Thousands of Pakistani riot police and paramilitaries had used the containers and barbed wire to seal the diplomatic and political zone of the capital before the march began.
Police have been instructed to try to avoid violence. They did not intervene as protesters moved the outermost of a ring of barricades. Police in the outer ring of security have sticks, not guns. Some are armed with tear gas and rubber bullets.
The protests are led by former international cricketer Imran Khan, head of the country's third-largest political party, and cleric Tahir ul-Qadri, who controls a network of Islamic schools and charities.
Hours before the marchers set off, the interior minister announced that soldiers would be deployed to stop the protesters.
The announcement was intended to send a message to the coup-prone country that the protests do not have military backing. It also underscored how the domestic opposition has forced the fledgling civilian government to rely on the country's powerful army, despite deep mistrust between the two institutions.
The protests have piled extra pressure on the 15-month-old government as it struggles to overcome high unemployment, daily power cuts and a Taliban insurgency. The showdown has also raised broader questions over the stability of Pakistan, a nuclear-armed nation of 180 million people.
Khan and Qadri both want Prime Minister Nawaz Sharif to resign. Khan accuses him of rigging last year's polls. Qadri accuses him of corruption. Police estimate the two protest leaders have around 55,000 supporters between them.
Both Khan and Qadri have been holding protest rallies in the capital since Friday with government permission. But they have been banned from the "Red Zone", which houses many Western embassies, parliament and the office and home of Sharif.
Their protests have so far remained separate because the two have different supporters and different plans for what should happen if Sharif steps down.

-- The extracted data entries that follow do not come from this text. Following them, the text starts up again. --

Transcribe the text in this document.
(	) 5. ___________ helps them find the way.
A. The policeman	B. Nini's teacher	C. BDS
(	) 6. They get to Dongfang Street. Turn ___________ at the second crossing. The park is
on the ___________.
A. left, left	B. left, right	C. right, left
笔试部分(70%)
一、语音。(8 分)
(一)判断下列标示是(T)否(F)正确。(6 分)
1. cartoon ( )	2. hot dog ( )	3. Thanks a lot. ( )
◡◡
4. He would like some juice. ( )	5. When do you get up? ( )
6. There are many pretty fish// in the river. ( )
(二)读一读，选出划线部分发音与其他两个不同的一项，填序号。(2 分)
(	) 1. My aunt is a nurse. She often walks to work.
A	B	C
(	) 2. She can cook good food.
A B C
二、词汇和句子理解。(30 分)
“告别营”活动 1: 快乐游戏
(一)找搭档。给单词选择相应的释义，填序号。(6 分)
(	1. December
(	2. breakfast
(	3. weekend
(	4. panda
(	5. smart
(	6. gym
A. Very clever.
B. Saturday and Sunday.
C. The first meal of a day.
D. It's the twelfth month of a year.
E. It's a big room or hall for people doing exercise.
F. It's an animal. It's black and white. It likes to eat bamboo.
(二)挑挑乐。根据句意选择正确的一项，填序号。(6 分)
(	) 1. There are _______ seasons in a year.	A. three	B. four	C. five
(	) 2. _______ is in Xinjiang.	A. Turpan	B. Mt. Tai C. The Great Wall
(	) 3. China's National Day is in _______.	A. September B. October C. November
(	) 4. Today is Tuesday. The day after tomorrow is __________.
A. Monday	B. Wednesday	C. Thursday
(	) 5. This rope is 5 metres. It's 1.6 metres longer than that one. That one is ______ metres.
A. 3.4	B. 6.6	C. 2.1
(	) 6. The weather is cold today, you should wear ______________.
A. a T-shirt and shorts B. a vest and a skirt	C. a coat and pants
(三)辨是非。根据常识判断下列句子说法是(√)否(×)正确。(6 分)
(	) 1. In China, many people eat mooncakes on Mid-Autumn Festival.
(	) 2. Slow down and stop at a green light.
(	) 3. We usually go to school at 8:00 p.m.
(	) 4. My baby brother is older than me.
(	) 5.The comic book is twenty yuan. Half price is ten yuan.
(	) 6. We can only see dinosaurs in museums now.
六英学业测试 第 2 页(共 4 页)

But on Tuesday, Qadri said his supporters would march on parliament, a day after Khan asked his supporters to do the same.
"The people's parliament ... have decided to do their sit in in front of parliament," Qadri announced on Tuesday evening, referring to his protesters, to approving roars from the crowd.
Most of Khan's supporters are young men. Qadri's supporters are seen as more disciplined and determined; there are many families among them. All the men have sticks; brigades of youths also have goggles and masks to deal with teargas.
The Red Zone is sealed off with shipping containers and barbed wire and flooded with riot police and paramilitaries.
Khan said any violence would be the fault of the prime minister, as his female supporters scattered baskets of rose petals over bemused police in body armour.
"If police try to stop us and there is violence, Nawaz I will not spare you, I will come after you and put you in jail," Khan said.
His supporters roared their approval. Among them was 20-year-old Shams Khan, who came from the northwestern region of Bannu with his friends.
"My blood is boiling today and I want to be martyred," he said. "If we don't go into the Red Zone today, I will quit this party tomorrow."
Interior minister Chaudhry Nisar announced earlier the military would co-ordinate the defence of the Red Zone.
"The government has decided to hand over the security of the Red Zone of Islamabad to the army," he said in a news conference.
Three tiers of security had been put in place, he said, using police and government paramilitary forces.
"This challenge to the writ of the state will not be acceptable under any circumstances," Marvi Memon, a legislator from Sharif's party, told a news conference.
"By entering the Red Zone, what are you trying to prove?" she asked. "You cannot just go and sit on his chair and become prime minister."
On Monday, Khan also announced his party, the third largest in the country, would resign from their 34 seats in the National Assembly and in all provinces apart from Khyber Pakhtunkhwa, which his party controls.
Khyber Pakhtunkhwa, which borders Afghanistan, is the heartland of the Taliban insurgency.
Memon said no formal resignations had been received so far.
Some analysts say Khan and Qadri mounted their challenge because Sharif's relationship with the military had deteriorated, appearing to leave the civilian government isolated.
Sharif angered the military by delaying an anti-Taliban operation by insisting on months of fruitless peace talks and putting the former chief of staff, Pervez Musharraf, on trial for treason. Musharraf ousted Sharif during a coup in 1999.
Many officers are also suspicious of Sharif's strategy to improve relations with archenemy India. However, over the past weeks, Musharraf's trial has ground to a halt and talks with India have been cancelled.